3SEB additionally allows for a framework to separate the water flux contributions from the grapevine and CC. The annual transpiration contribution of the CC was not negligible (contributing on average to ~ 30% of daily ET), mainly concentrating during grapevine leaf-off periods (autumn–winter). This has the potential to improve water accounting at both vineyard and regional scales. In addition, this can improve grapevine water stress indices, through the separation of the vine transpiration, which would better support irrigation managers for water resource management and grape quality control. Modeled T/ET was largely in line with an EC-based approach, being comparatively only slightly underestimated. Additional datasets, such as EC measurements of the CC understory, are needed to validate the modeled T/ET and investigate whether uncertainties are related to uncertainties in model inputs, model structure, or other sources.

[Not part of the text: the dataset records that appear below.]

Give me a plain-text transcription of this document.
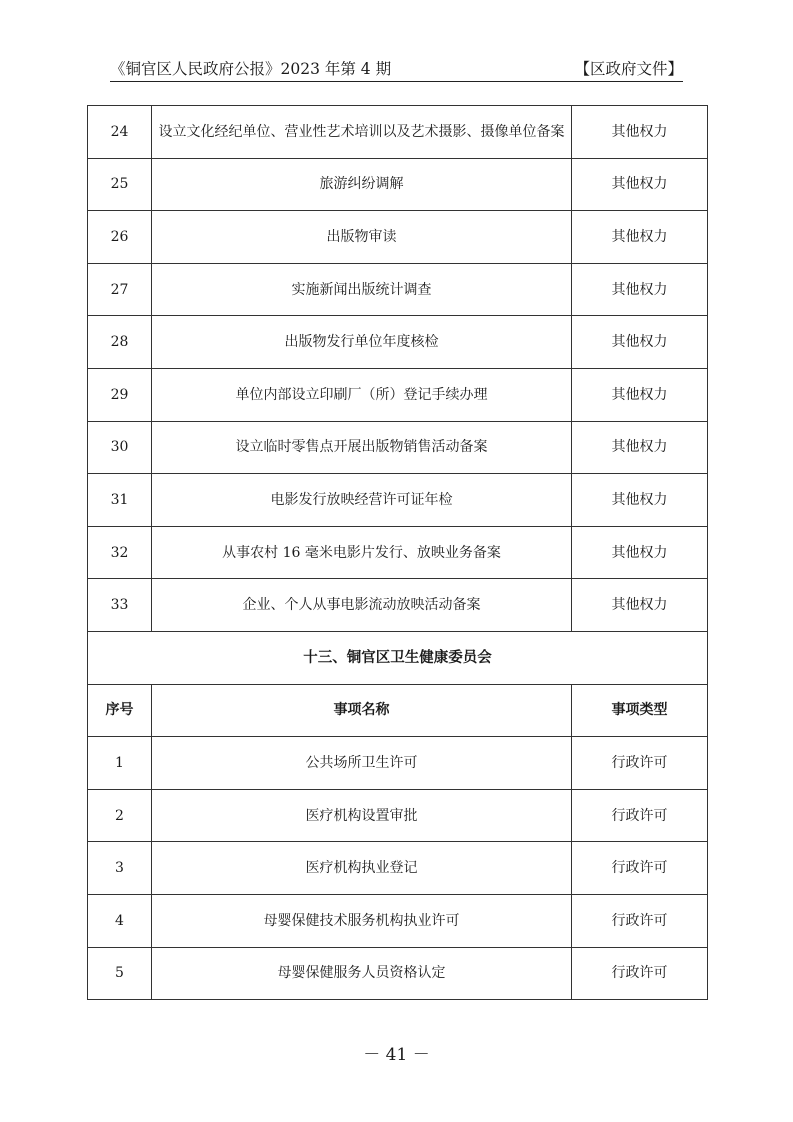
《铜官区人民政府公报》2023 年第 4 期	【区政府文件】
24	设立文化经纪单位、营业性艺术培训以及艺术摄影、摄像单位备案	其他权力
25	旅游纠纷调解	其他权力
26	出版物审读	其他权力
27	实施新闻出版统计调查	其他权力
28	出版物发行单位年度核检	其他权力
29	单位内部设立印刷厂（所）登记手续办理	其他权力
30	设立临时零售点开展出版物销售活动备案	其他权力
31	电影发行放映经营许可证年检	其他权力
32	从事农村 16 毫米电影片发行、放映业务备案	其他权力
33	企业、个人从事电影流动放映活动备案	其他权力
十三、铜官区卫生健康委员会		
序号	事项名称	事项类型
1	公共场所卫生许可	行政许可
2	医疗机构设置审批	行政许可
3	医疗机构执业登记	行政许可
4	母婴保健技术服务机构执业许可	行政许可
5	母婴保健服务人员资格认定	行政许可
－ 41 －
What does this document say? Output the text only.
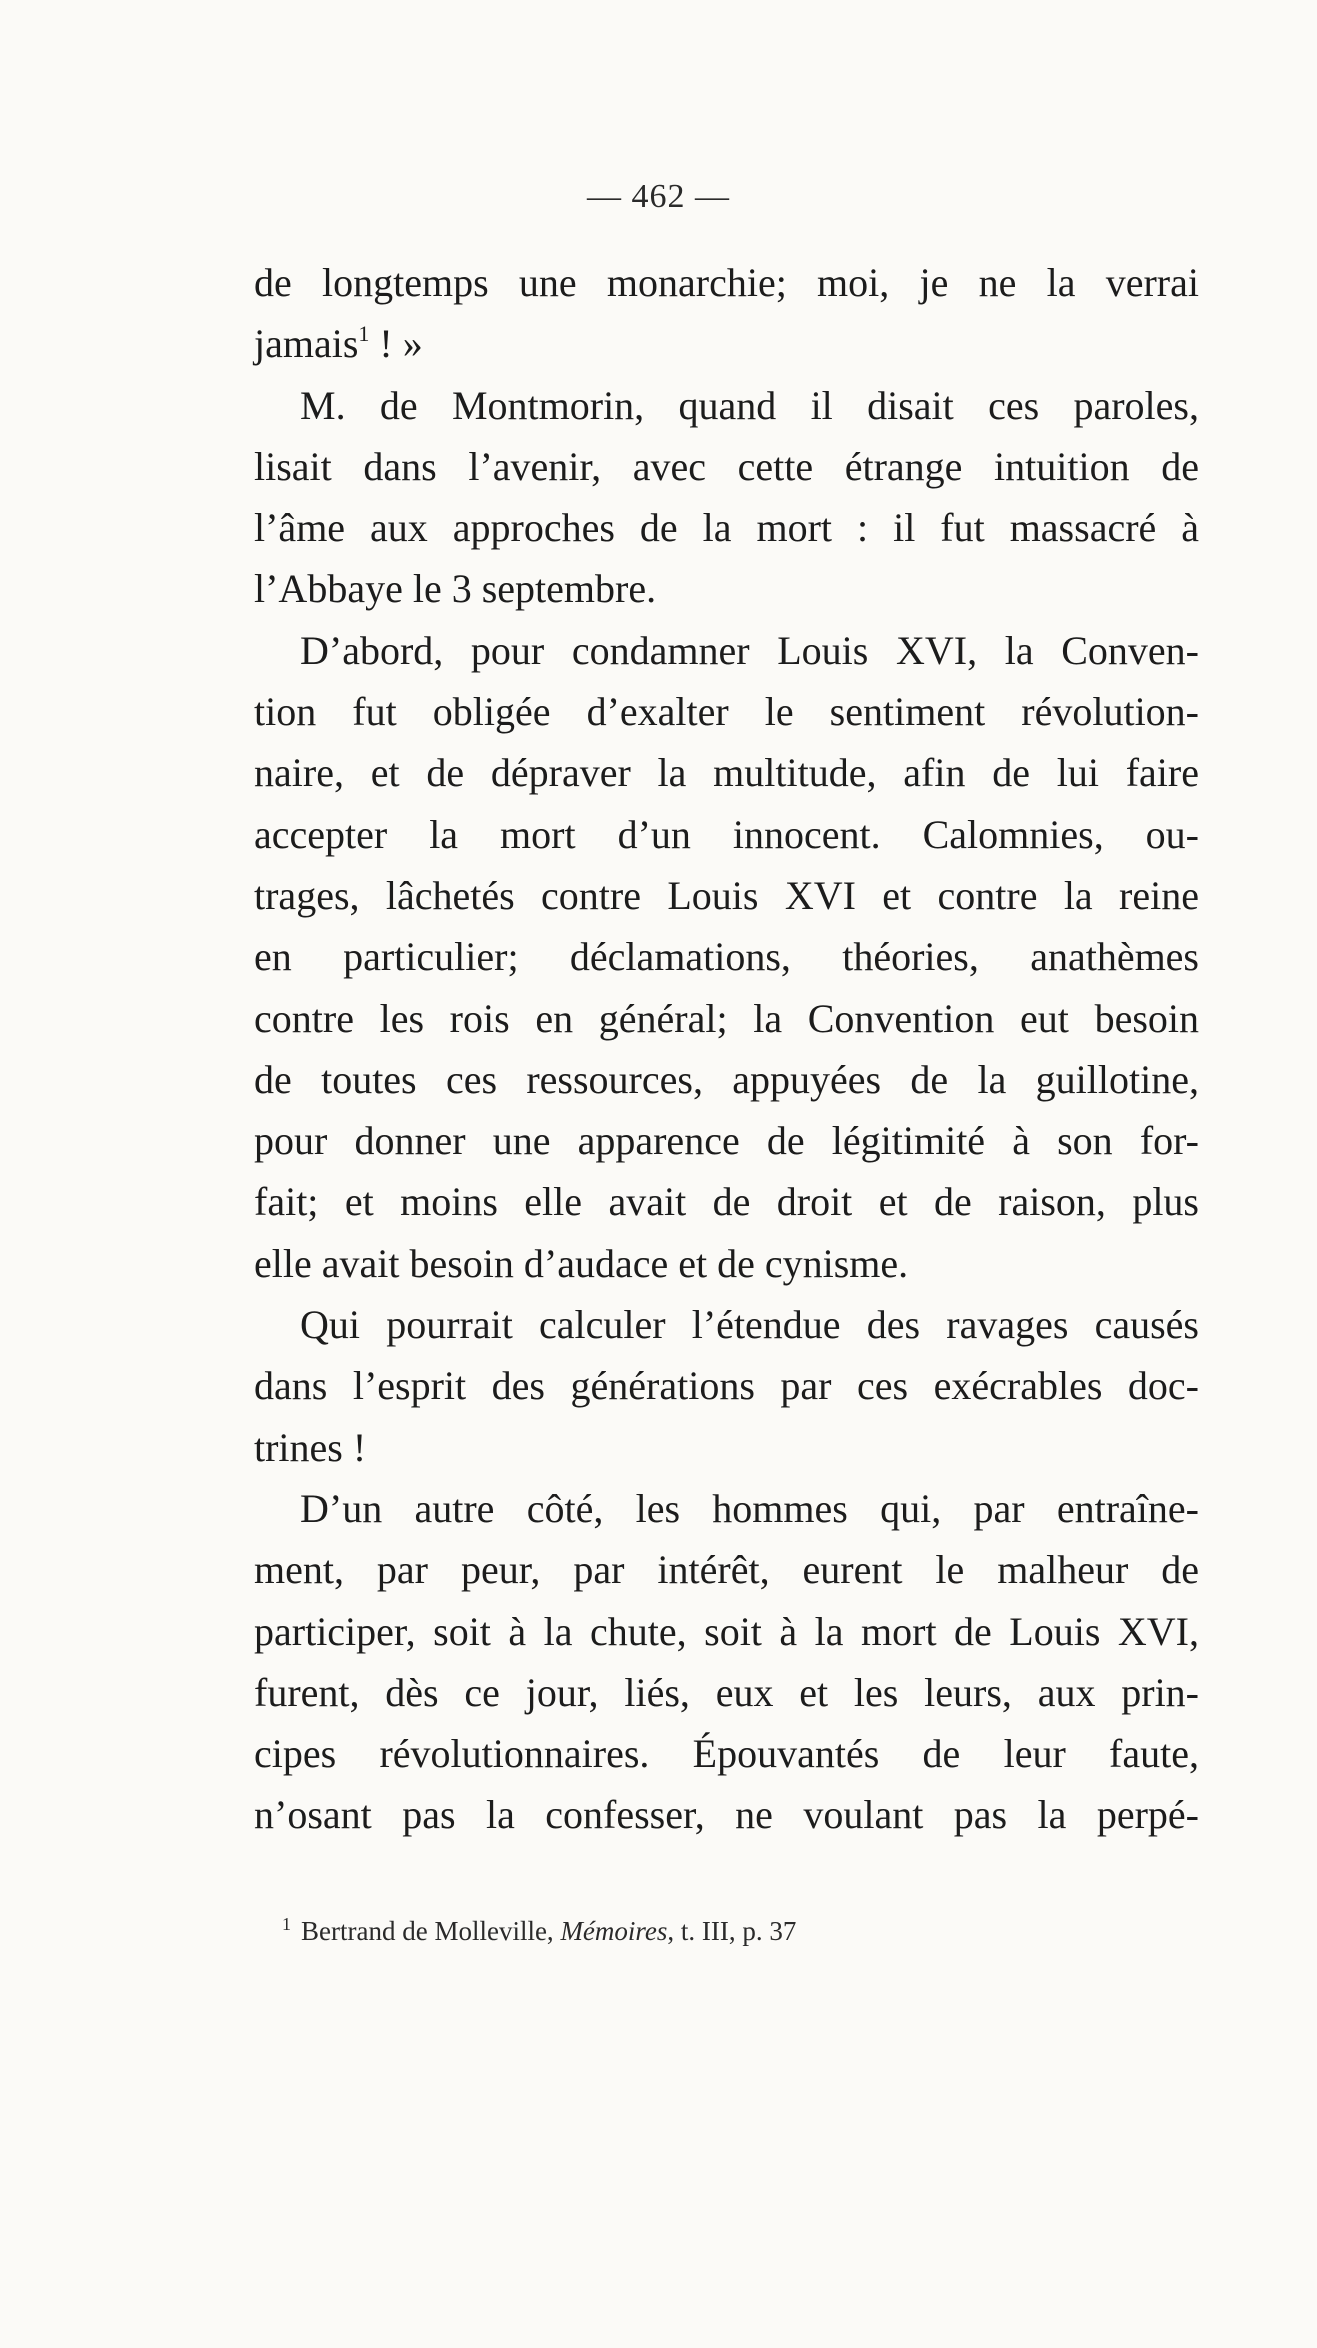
— 462 —
de longtemps une monarchie; moi, je ne la verrai
jamais$^1$ ! »
M. de Montmorin, quand il disait ces paroles,
lisait dans l’avenir, avec cette étrange intuition de
l’âme aux approches de la mort : il fut massacré à
l’Abbaye le 3 septembre.
D’abord, pour condamner Louis XVI, la Conven-
tion fut obligée d’exalter le sentiment révolution-
naire, et de dépraver la multitude, afin de lui faire
accepter la mort d’un innocent. Calomnies, ou-
trages, lâchetés contre Louis XVI et contre la reine
en particulier; déclamations, théories, anathèmes
contre les rois en général; la Convention eut besoin
de toutes ces ressources, appuyées de la guillotine,
pour donner une apparence de légitimité à son for-
fait; et moins elle avait de droit et de raison, plus
elle avait besoin d’audace et de cynisme.
Qui pourrait calculer l’étendue des ravages causés
dans l’esprit des générations par ces exécrables doc-
trines !
D’un autre côté, les hommes qui, par entraîne-
ment, par peur, par intérêt, eurent le malheur de
participer, soit à la chute, soit à la mort de Louis XVI,
furent, dès ce jour, liés, eux et les leurs, aux prin-
cipes révolutionnaires. Épouvantés de leur faute,
n’osant pas la confesser, ne voulant pas la perpé-
$^1$ Bertrand de Molleville, Mémoires, t. III, p. 37
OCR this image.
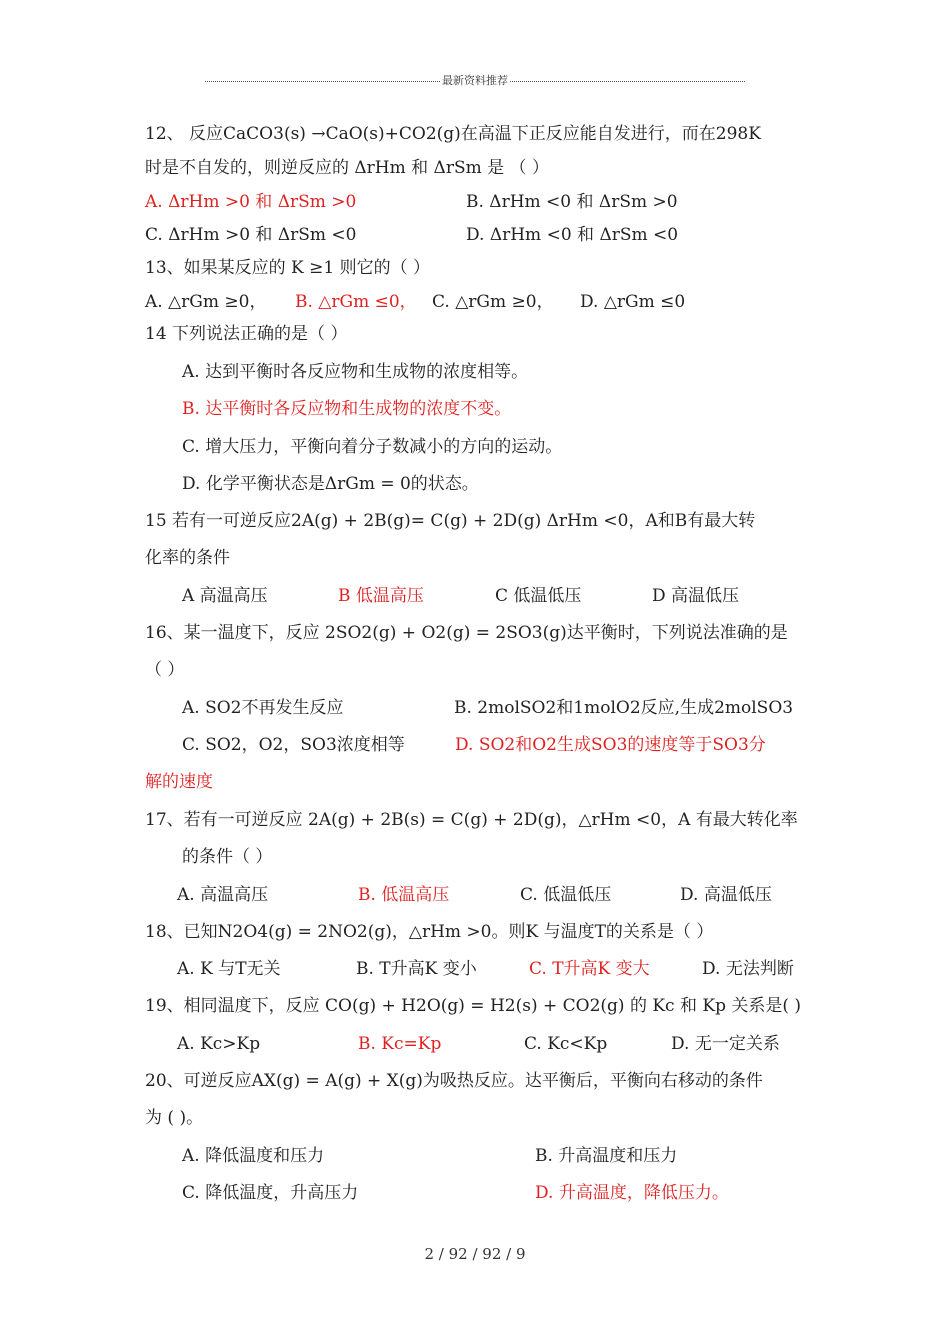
最新资料推荐
12、 反应CaCO3(s) →CaO(s)+CO2(g)在高温下正反应能自发进行，而在298K
时是不自发的，则逆反应的 ΔrHm 和 ΔrSm 是 （ ）
A. ΔrHm >0 和 ΔrSm >0	B. ΔrHm <0 和 ΔrSm >0
C. ΔrHm >0 和 ΔrSm <0	D. ΔrHm <0 和 ΔrSm <0
13、如果某反应的 K ≥1 则它的（ ）
A. △rGm ≥0， B. △rGm ≤0， C. △rGm ≥0， D. △rGm ≤0
14 下列说法正确的是（ ）
A. 达到平衡时各反应物和生成物的浓度相等。
B. 达平衡时各反应物和生成物的浓度不变。
C. 增大压力，平衡向着分子数减小的方向的运动。
D. 化学平衡状态是ΔrGm = 0的状态。
15 若有一可逆反应2A(g) + 2B(g)= C(g) + 2D(g) ΔrHm <0，A和B有最大转
化率的条件
A 高温高压	B 低温高压	C 低温低压	D 高温低压
16、某一温度下，反应 2SO2(g) + O2(g) = 2SO3(g)达平衡时，下列说法准确的是
（ ）
A. SO2不再发生反应	B. 2molSO2和1molO2反应,生成2molSO3
C. SO2，O2，SO3浓度相等	D. SO2和O2生成SO3的速度等于SO3分
解的速度
17、若有一可逆反应 2A(g) + 2B(s) = C(g) + 2D(g)，△rHm <0，A 有最大转化率
的条件（ ）
A. 高温高压	B. 低温高压	C. 低温低压	D. 高温低压
18、已知N2O4(g) = 2NO2(g)，△rHm >0。则K 与温度T的关系是（ ）
A. K 与T无关	B. T升高K 变小	C. T升高K 变大	D. 无法判断
19、相同温度下，反应 CO(g) + H2O(g) = H2(s) + CO2(g) 的 Kc 和 Kp 关系是( )
A. Kc>Kp	B. Kc=Kp	C. Kc<Kp	D. 无一定关系
20、可逆反应AX(g) = A(g) + X(g)为吸热反应。达平衡后，平衡向右移动的条件
为 ( )。
A. 降低温度和压力	B. 升高温度和压力
C. 降低温度，升高压力	D. 升高温度，降低压力。
2 / 92 / 92 / 9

These results suggest the promising applicability of the 3SEB model to monitor vineyards and develop robust grapevine water stress indices to support irrigation scheduling and enhance agronomic water use efficiency. The improvement in T/ET partitioning for both understory and overstory sources, combined with spatial remote-sensing imaging, can be of utility to support grapevine irrigation and production from field to regional scales.